Depuis début mars 2020, l’urgence sanitaire déclenchée par le Covid-19 a conduit de nombreux gouvernements, notamment français et allemand, à restreindre les mouvements de leurs citoyens et à ordonner la fermeture des commerces jugés « non essentiels ». Ces restrictions ont entraîné l’arrêt d’une grande partie de l’économie.

Les premiers indicateurs conjoncturels disponibles pour mars 2020 font état d’une chute de l’activité sans précédent sur un mois. Le PMI composite (graphique 2a) a touché son plus faible niveau historique en France, à 28,9 (-23 points par rapport à février), mais aussi en Allemagne à 35,0 (-16 points sur un mois).

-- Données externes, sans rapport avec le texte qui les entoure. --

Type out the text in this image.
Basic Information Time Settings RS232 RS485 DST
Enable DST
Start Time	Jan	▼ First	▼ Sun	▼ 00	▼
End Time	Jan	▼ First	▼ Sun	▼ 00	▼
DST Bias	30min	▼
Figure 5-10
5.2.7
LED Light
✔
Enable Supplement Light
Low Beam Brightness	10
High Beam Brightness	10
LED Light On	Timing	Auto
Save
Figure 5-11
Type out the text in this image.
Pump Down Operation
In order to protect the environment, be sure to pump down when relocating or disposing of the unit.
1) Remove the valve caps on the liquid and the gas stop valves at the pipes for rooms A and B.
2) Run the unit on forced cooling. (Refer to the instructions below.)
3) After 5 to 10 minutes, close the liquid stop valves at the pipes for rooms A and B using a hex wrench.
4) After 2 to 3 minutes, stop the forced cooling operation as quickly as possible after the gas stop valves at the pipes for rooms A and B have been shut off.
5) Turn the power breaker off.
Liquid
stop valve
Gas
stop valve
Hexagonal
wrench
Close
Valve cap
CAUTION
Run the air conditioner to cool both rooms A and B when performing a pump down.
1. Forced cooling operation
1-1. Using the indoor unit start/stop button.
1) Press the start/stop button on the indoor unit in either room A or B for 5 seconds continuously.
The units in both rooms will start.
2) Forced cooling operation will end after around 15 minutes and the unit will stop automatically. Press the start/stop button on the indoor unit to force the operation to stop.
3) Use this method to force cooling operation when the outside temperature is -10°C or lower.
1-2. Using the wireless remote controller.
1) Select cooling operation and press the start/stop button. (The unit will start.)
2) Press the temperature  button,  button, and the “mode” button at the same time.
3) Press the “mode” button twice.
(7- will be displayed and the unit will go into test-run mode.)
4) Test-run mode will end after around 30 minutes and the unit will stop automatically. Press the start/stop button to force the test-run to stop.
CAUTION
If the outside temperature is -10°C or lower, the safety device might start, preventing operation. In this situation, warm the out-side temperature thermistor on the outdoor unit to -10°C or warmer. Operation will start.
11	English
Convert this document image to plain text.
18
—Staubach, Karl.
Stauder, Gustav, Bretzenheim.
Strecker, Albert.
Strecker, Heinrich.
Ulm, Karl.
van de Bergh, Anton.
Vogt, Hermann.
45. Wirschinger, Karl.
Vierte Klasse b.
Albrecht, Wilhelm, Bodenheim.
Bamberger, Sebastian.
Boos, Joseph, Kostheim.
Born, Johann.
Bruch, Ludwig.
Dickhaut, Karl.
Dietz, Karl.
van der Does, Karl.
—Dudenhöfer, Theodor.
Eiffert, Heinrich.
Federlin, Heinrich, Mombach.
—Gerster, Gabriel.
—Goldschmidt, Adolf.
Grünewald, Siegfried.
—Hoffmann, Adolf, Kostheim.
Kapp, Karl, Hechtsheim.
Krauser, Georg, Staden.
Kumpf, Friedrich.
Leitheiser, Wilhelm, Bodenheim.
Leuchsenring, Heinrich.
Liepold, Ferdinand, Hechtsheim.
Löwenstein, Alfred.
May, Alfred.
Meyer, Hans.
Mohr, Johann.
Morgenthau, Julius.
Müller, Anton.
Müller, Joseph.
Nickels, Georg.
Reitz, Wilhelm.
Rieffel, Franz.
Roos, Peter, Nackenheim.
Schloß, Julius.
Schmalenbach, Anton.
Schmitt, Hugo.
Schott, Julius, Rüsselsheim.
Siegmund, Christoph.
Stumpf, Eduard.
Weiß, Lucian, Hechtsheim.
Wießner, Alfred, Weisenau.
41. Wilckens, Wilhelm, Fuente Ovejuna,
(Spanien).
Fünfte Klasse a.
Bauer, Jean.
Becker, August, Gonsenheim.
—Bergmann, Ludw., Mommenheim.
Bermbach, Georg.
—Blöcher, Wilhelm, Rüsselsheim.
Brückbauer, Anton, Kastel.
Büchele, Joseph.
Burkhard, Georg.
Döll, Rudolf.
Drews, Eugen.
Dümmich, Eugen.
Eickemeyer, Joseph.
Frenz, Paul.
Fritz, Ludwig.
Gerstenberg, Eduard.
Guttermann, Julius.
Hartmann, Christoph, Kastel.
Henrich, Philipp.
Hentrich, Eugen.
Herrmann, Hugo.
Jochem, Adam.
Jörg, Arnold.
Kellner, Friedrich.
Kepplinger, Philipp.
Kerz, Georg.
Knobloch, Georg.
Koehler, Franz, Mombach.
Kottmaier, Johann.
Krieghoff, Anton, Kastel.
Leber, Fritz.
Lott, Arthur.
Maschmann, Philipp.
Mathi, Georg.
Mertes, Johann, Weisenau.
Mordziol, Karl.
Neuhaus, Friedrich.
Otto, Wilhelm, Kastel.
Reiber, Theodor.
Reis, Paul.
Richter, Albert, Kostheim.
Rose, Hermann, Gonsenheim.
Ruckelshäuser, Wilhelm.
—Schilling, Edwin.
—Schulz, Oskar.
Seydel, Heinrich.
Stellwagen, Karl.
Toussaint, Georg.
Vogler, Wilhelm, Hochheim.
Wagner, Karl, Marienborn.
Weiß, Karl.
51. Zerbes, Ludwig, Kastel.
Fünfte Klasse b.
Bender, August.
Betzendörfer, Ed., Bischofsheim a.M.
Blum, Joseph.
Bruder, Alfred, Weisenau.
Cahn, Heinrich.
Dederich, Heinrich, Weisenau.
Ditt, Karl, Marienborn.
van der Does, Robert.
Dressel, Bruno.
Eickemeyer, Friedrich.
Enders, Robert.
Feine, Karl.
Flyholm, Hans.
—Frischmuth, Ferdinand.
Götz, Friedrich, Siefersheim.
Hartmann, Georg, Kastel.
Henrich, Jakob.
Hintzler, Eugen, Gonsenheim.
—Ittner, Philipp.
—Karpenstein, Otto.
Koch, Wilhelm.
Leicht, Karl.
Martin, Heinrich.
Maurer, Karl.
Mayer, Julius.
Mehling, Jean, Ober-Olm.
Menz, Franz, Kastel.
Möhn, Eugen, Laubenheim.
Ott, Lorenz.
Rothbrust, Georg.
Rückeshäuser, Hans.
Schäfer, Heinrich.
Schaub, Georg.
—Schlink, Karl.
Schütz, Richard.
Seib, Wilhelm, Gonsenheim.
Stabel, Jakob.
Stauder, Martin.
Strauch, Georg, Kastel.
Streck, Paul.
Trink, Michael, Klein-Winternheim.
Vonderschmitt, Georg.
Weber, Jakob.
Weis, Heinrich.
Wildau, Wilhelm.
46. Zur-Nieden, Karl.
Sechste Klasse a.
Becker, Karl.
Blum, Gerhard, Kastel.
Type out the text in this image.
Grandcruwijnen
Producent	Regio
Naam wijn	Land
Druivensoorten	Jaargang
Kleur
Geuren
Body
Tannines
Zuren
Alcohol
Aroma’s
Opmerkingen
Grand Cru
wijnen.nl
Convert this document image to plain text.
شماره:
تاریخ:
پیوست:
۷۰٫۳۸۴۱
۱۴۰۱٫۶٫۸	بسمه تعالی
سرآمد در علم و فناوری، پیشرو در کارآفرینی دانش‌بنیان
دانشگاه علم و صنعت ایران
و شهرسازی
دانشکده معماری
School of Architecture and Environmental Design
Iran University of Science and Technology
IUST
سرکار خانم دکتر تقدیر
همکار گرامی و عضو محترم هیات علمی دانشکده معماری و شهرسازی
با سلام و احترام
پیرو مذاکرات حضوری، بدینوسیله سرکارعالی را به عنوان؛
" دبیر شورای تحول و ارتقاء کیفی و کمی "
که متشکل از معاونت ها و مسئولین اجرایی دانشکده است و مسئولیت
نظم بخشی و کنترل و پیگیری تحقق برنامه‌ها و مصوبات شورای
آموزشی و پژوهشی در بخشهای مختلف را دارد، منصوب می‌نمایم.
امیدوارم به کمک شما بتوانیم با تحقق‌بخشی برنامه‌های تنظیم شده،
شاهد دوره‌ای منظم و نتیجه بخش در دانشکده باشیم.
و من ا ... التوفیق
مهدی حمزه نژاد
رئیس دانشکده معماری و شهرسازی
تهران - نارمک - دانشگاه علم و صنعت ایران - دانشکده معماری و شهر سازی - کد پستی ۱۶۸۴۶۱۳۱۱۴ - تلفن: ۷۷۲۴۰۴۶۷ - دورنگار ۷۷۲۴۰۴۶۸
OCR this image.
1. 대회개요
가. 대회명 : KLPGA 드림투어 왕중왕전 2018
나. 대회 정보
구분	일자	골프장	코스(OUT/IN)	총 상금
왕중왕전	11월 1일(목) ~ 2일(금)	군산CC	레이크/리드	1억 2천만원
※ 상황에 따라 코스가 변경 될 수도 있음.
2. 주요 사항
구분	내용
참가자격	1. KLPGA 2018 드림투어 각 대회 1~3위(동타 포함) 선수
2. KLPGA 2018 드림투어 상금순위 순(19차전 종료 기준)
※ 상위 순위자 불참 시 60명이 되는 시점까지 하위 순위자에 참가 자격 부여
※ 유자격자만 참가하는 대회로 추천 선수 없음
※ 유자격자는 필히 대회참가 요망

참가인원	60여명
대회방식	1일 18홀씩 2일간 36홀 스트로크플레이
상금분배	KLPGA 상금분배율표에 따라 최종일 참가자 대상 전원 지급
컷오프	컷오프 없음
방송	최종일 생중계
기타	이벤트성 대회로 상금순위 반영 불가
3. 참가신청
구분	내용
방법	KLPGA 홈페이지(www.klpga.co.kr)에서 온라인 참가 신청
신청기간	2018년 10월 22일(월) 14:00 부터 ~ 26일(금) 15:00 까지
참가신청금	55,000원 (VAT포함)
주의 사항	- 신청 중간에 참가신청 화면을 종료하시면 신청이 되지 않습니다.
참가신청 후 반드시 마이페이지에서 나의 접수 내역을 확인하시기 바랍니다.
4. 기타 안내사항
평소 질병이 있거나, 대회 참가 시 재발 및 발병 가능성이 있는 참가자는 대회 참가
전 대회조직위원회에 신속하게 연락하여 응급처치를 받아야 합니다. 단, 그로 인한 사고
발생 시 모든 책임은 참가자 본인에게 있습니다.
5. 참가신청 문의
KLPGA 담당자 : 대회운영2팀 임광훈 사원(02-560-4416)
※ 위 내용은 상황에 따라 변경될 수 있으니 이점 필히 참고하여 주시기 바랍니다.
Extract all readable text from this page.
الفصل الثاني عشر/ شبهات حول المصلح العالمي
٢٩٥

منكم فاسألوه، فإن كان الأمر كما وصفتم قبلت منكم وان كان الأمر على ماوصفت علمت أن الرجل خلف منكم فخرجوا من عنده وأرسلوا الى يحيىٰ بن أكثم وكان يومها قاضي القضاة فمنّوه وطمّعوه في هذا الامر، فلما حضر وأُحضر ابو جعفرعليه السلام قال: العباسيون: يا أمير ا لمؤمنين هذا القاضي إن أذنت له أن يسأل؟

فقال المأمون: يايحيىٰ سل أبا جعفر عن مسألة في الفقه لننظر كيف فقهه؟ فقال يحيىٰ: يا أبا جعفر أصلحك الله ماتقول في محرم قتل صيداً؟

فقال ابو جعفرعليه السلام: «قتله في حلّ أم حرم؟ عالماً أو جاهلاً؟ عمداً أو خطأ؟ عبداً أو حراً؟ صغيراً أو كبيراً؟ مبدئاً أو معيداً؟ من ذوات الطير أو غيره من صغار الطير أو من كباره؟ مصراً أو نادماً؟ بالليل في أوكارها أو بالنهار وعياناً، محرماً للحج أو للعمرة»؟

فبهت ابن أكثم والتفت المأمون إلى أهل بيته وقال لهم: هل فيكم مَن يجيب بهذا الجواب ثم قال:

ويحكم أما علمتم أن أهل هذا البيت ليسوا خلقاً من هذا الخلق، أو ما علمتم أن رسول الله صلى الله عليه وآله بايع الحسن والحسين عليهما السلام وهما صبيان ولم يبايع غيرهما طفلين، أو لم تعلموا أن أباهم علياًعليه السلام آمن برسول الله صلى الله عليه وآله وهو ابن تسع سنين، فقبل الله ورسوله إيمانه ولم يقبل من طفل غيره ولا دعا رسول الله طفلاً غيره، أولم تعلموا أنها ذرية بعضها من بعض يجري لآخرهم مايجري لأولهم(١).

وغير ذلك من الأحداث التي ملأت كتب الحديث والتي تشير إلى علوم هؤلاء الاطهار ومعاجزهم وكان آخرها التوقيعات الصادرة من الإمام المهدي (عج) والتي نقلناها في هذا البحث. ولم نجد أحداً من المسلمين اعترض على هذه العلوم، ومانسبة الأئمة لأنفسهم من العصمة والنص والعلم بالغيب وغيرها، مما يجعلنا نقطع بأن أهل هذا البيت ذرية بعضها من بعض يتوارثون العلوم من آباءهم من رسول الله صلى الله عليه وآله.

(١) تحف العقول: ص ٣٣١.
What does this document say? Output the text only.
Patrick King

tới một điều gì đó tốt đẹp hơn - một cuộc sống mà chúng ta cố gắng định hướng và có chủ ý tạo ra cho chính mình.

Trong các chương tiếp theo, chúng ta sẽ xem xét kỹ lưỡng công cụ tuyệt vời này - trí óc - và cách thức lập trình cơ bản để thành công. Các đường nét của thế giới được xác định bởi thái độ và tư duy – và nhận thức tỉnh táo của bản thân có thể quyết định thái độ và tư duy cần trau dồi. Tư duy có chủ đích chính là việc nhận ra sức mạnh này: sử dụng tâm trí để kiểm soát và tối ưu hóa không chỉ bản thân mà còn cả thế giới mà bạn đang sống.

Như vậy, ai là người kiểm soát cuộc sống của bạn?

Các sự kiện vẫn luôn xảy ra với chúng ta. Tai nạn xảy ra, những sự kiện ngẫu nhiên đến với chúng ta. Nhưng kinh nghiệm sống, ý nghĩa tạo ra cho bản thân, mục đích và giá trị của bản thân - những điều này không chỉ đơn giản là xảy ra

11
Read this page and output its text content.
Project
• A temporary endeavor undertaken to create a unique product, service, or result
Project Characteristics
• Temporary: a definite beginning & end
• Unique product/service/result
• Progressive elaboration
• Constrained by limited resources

La composante relative à l’emploi, qui représente 20 % du total de l’indice, a également connu un fléchissement inédit en mars (-8 points en France et -9 points en Allemagne (graphique 2b), en particulier dans les services). Dans son point de conjoncture de mars 2020, la Banque de France estime que chaque quinzaine de confinement entraine, toutes choses égales par ailleurs, une perte de PIB annuel proche de -1,5 %.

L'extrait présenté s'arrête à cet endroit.